Prozess in Großbritannien:"Die schmerzhafteste Entscheidung, die Eltern nur treffen können"

Charlie Gard's parents Connie Yates and Chris Gard read a statement at the High Court after a hearing on their baby's future, in London

Charlie Gards Eltern Connie Yates und Chris Gard nach dem Richterspruch des High Courts in London.

(Foto: REUTERS)
  • Die Eltern des schwerkranken Babys Charlie haben ihren monatelangen Kampf vor Gericht aufgegeben.
  • Die behandelnden Ärzte hatten einen Behandlungsstopp angeordnet, da das Kind sonst unnötig leide.
  • Die Eltern wollten Charlie stattdessen zu einem Arzt in den USA bringen, der hat eine Therapie jetzt aber ausgeschlossen.

Von Christina Berndt

Still und leise haben die Eltern am vergangenen Freitag ihre Entscheidung gefällt. Wenigstens ein Wochenende wollten sie noch gemeinsam mit ihrem kleinen Sohn Charlie verbringen, bevor ihr Anwalt Grant Armstrong am Montag der Öffentlichkeit verkündete: Die Eltern, die sich für ihr Kind mit den höchsten irdischen Mächten anlegten, geben auf. Connie Yates und Chris Gard wollen nicht mehr um das Leben ihres Babys kämpfen; sie glauben nun auch, dass es besser für ihr Kind ist, wenn es sterben darf.

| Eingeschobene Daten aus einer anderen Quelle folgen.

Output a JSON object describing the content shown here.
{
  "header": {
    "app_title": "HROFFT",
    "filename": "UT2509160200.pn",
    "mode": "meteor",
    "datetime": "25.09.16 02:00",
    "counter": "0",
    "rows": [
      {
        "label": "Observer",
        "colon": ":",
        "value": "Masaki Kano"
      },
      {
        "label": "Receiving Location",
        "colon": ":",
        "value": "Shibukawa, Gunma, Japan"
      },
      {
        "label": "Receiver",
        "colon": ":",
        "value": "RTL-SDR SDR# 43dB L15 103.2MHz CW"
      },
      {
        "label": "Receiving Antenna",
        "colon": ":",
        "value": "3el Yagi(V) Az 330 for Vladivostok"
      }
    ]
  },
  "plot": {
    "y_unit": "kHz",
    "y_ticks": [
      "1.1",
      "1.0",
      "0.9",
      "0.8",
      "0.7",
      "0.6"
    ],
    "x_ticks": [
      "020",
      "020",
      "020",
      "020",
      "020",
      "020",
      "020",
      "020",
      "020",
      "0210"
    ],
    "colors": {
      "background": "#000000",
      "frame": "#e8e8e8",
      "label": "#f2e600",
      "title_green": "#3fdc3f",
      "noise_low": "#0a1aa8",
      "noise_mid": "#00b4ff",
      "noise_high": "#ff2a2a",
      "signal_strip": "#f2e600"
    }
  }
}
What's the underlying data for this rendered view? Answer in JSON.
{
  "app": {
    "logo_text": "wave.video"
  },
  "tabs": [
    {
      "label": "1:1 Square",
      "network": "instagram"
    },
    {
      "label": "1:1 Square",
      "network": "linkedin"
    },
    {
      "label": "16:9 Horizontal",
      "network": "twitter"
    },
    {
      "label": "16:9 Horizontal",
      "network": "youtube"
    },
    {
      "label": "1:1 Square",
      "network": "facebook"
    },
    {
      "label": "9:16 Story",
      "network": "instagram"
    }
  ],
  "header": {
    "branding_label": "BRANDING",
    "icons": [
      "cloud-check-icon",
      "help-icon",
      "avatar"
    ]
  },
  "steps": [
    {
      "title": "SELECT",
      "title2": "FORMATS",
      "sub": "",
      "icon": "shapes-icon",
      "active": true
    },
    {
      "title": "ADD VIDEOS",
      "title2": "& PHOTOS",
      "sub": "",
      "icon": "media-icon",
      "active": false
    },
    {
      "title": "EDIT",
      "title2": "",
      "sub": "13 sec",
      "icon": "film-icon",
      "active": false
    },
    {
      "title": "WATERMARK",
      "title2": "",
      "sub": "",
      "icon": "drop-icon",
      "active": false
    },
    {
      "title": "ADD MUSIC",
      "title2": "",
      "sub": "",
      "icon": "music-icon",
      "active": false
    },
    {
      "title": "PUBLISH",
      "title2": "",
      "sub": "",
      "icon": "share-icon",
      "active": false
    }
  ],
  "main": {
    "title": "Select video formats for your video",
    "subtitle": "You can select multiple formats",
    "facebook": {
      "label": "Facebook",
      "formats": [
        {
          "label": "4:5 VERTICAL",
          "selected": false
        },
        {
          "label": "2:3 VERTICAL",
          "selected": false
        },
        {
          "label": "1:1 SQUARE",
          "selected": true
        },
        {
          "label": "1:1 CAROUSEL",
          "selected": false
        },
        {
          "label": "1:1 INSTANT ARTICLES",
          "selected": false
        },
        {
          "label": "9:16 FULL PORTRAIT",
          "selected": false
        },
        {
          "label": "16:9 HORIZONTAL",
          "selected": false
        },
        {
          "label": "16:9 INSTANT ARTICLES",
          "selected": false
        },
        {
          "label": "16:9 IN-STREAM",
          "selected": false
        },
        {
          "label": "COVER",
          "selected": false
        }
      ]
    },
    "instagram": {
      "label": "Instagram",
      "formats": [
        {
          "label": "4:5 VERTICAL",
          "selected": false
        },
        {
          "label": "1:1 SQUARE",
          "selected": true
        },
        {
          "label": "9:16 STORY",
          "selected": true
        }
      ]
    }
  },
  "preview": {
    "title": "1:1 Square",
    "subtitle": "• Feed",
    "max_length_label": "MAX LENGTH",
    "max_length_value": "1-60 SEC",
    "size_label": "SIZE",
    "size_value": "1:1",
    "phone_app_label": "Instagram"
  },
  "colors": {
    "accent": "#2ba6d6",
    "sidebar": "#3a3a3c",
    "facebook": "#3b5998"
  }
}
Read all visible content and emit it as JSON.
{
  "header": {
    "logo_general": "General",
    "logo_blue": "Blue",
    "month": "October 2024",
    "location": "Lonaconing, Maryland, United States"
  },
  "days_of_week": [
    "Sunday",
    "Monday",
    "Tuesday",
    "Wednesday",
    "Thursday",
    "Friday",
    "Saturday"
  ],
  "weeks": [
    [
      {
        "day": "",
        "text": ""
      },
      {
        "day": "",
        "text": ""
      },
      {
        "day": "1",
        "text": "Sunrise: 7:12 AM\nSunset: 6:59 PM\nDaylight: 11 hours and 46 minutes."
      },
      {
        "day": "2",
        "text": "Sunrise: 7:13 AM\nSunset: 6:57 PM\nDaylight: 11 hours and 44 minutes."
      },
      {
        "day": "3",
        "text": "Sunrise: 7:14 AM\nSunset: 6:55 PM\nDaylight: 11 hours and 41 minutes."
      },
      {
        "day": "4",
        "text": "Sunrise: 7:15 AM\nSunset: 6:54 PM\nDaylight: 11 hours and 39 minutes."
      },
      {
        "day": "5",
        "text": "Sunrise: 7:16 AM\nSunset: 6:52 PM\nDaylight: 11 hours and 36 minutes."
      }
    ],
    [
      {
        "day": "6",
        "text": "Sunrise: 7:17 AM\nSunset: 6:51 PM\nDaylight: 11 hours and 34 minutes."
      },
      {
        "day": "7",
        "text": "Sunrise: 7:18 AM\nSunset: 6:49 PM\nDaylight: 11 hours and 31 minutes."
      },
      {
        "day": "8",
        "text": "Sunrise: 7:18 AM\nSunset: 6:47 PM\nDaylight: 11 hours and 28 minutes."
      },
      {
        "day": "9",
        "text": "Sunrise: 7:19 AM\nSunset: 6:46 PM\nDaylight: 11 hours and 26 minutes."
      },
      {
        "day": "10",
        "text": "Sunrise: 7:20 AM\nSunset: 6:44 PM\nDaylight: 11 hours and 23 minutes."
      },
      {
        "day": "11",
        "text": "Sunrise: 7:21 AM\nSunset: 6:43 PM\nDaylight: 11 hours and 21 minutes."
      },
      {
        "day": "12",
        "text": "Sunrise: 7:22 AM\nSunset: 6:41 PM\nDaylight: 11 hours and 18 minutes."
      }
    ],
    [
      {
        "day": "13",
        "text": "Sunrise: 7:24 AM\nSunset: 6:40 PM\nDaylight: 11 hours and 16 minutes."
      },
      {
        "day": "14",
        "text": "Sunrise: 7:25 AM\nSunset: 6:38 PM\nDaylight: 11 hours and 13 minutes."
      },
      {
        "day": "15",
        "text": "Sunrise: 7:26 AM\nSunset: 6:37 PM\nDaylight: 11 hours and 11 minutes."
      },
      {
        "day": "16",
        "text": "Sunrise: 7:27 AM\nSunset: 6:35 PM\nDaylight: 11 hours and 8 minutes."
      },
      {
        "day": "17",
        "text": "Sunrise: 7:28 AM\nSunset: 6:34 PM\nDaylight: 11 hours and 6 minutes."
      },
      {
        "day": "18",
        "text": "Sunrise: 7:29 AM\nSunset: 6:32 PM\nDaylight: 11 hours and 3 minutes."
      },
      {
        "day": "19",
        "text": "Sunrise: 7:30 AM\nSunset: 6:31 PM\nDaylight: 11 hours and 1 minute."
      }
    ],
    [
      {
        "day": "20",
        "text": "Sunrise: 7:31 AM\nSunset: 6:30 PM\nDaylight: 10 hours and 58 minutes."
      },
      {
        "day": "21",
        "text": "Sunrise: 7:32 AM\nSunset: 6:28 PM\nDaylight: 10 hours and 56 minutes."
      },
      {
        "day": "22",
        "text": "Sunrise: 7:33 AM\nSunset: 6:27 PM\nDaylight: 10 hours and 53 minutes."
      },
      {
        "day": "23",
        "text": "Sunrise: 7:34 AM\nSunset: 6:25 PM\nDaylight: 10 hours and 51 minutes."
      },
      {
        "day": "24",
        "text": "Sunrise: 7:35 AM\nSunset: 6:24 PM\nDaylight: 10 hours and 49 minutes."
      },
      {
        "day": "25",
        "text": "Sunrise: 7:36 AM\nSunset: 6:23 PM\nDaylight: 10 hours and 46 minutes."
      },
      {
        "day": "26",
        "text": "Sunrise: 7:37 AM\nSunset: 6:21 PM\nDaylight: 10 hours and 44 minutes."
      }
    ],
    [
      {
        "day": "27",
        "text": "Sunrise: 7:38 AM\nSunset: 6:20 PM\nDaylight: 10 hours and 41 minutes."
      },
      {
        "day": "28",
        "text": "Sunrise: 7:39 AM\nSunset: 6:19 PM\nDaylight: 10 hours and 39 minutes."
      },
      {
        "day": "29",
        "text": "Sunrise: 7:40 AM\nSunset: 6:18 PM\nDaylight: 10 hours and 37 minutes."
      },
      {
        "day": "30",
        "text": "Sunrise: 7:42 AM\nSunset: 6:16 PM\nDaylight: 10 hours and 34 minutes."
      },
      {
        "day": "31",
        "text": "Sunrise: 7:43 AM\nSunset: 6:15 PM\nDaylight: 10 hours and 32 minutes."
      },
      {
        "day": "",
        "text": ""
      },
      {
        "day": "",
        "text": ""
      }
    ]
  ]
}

Eigentlich hätte der Londoner High Court an diesem Dienstag erneut über Charlies Schicksal urteilen sollen. Zahlreiche Gerichte hatten die Eltern bis dahin schon angerufen, hatten sich an alles geklammert, was ihre Hoffnung nähren konnte. Ihr schwer krankes Baby sollte leben, und dafür schöpften sie alle erdenklichen Möglichkeiten aus. Umgerechnet 1,5 Millionen Euro hatten die Eltern gesammelt, um ihr Kind in die USA zu bringen und dort mit einer experimentellen Therapie behandeln zu lassen.

Doch Charlies Ärzte am Londoner Great Ormond Street Hospital hatten stets betont, dass Charlies seltene genetische Erkrankung, ein mitochondriales DNA-Depletionssyndrom (MDDS), schon zu schwere irreparable Schäden an seinem Gehirn hinterlassen habe. Selbst wenn die Therapie anschlagen würde, könnte sie Charlies Zustand kaum noch verbessern. Eine weitere Behandlung würde nur unnötiges Leid für das Kind bedeuten.

Schon im Juni hatte das höchste Gericht Großbritanniens, der Supreme Court, den Ärzten zugestimmt, dass es besser sei, die Geräte abzustellen, an denen das Leben des mittlerweile blinden und tauben Jungen hing. Anders als in Deutschland können britische Gerichte als oberste Erziehungsberechtigte über solche fundamentalen Fragen entscheiden. Auch der Europäische Gerichtshof für Menschenrechte bestätigte das Urteil. Derweil nahmen Menschen in aller Welt Anteil am Schicksal des Kindes und seiner unermüdlichen Eltern. Auch der Papst und US-Präsident Donald Trump schalteten sich ein.

Nun darf Charlie, wie es ihm seine Ärzte seit Monaten wünschen, tatsächlich sterben. Die schlimmsten Befürchtungen der Eltern zu Charlies Gesundheitszustand hätten sich bestätigt, sagte Anwalt Armstrong. Deshalb hätten sie "die schmerzhafteste Entscheidung getroffen, die Eltern nur treffen können". Der Anwalt machte die Dauer des Kampfes dafür verantwortlich, dass Charlie nicht mehr zu helfen sei.

Der US-Experte schloss eine Therapie aus

Zum Umdenken brachten die Eltern offenbar weitere Untersuchungen von Charlies Gehirn. Nachdem er die neuesten Kernspinaufnahmen und Elektroenzephalogramme gesehen hatte, zog auch der US-Experte, der Charlie behandeln wollte, seine bisherigen Prognosen zurück. Aus der Ferne hatte er stets behauptet, seine experimentelle Therapie könne Charlies Zustand mit zehnprozentiger Wahrscheinlichkeit verbessern. Als er Charlie nun nach Aufforderung des Londoner Gerichts erstmals persönlich untersuchte und die Bilder aus seinem Gehirn betrachtete, schloss er eine Therapie aus.

Richter Francis, der am Dienstag sein Urteil hätte sprechen sollen, nahm die Entscheidung der Eltern an. Er lobte sie für "die Liebe und Fürsorge", die sie Charlie stets gaben. Aber er kritisierte auch die Aufregung in den sozialen Medien: "Viele Dinge wurden gesagt durch Menschen, die fast nichts über diesen Fall wussten", so Richter Francis.